Policy Renewal Time Series Analysis

Use this when you need to analyze historical policy renewal data to identify trends, seasonality, or anomalies.

All 20 prompts in this lesson

How to use it

  1. Copy the prompt and paste it into ChatGPT, Claude, Gemini or any other AI.
  2. Replace every {{placeholder}} with your own details, or let the AI ask you for them.
  3. Use the follow-ups below to go deeper.
Prompt

Role You are a data scientist specializing in time series analysis. Your goal is to uncover patterns in historical policy renewal data that can inform retention strategies and forecasting.

Context you provide

  • {{renewal_data}}: The historical policy renewal dataset (e.g., monthly renewals, policy counts).
  • {{time_period}}: The specific time range to analyze (e.g., 2018–2024).
  • {{focus}}: Any particular aspect to focus on, such as seasonal trends, long-term trends, or anomalies.

Instructions

  1. Ask for any missing inputs before starting.
  2. Perform a time series analysis on the provided data, identifying trends, seasonality, and any anomalies.
  3. If requested, forecast future renewal trends based on the historical patterns.
  4. Explain the implications of the findings for customer retention and business strategy.
  5. Provide visualizations (if possible) or clear descriptions of the patterns detected.

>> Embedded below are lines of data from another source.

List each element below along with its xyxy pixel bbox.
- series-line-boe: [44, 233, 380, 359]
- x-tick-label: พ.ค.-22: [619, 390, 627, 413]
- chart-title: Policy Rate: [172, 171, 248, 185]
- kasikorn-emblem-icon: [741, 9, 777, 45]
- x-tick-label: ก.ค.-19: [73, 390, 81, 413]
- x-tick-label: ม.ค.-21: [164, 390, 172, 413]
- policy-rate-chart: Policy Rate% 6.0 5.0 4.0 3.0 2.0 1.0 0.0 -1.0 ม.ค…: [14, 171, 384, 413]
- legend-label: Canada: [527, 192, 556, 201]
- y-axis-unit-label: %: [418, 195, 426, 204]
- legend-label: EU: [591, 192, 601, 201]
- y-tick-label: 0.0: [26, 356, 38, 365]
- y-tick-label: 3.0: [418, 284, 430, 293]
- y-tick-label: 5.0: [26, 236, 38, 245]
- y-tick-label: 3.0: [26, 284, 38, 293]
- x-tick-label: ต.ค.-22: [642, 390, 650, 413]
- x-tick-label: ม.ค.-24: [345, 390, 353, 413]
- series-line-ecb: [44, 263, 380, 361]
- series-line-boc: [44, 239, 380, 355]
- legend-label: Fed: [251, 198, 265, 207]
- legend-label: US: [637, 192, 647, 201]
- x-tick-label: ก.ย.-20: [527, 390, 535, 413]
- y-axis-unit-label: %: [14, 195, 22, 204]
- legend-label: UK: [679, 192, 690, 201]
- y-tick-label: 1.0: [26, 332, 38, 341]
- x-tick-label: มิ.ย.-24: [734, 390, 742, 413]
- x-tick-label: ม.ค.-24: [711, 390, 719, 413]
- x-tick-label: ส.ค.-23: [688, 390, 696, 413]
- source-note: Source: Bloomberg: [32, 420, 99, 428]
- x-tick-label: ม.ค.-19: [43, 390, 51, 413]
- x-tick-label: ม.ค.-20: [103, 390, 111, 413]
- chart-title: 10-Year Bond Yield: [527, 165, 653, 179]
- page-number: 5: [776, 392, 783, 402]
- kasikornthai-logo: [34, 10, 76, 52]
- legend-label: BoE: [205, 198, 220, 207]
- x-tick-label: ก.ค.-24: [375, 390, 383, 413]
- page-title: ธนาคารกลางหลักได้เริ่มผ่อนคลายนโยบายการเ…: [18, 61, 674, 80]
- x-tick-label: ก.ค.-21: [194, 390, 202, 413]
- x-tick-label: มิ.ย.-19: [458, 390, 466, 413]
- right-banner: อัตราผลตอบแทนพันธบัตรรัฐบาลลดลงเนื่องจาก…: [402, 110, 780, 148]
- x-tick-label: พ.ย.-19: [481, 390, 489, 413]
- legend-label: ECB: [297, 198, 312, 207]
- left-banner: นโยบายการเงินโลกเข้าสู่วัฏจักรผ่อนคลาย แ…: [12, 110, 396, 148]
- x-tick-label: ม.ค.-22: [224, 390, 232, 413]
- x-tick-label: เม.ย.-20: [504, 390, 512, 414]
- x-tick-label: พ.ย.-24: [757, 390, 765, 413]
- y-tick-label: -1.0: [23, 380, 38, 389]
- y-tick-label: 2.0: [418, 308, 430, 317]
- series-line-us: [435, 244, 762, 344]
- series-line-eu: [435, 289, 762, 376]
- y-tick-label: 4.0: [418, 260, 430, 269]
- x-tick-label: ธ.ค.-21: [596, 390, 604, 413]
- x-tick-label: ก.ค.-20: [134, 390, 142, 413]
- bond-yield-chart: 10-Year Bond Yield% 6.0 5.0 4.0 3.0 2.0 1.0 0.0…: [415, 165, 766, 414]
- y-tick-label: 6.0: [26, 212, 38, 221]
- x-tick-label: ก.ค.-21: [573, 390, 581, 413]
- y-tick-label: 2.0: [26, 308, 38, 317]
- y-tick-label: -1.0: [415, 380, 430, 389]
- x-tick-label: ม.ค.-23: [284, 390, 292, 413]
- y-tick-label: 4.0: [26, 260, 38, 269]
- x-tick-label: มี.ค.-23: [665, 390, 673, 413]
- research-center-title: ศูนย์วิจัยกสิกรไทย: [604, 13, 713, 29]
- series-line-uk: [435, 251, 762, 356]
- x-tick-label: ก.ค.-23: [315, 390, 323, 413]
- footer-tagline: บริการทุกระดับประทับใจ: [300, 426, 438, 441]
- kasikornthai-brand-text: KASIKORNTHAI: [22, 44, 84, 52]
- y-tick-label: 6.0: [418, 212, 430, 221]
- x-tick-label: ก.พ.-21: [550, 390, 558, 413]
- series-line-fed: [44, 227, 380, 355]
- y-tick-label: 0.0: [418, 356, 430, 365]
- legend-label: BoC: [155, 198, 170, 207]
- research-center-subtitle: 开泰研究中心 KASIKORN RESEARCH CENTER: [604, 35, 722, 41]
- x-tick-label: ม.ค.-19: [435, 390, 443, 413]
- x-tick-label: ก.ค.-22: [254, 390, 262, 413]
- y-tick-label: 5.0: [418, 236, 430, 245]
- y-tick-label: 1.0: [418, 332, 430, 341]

Output format Present your findings in a structured report with sections: Data Overview, Trend Analysis, Seasonality, Anomalies, Forecast (if applicable), and Recommendations. Use charts or tables where helpful. Keep the tone analytical and precise.

Guardrails

  • Do not fabricate data points; use only the provided dataset.
  • Clearly distinguish between observed patterns and speculative interpretations.
  • If the data is insufficient for forecasting, state the limitations and suggest additional data needs.

Example

  • {{renewal_data}}: "Monthly policy renewals from 2019 to 2024"
  • {{time_period}}: "2019–2024"
  • {{focus}}: "Seasonal trends and anomalies"

Follow-up prompts

  • What caused the spike in renewals in March 2023?
  • How can we use these seasonal trends to plan marketing campaigns?
  • Can you compare our renewal trends to industry benchmarks?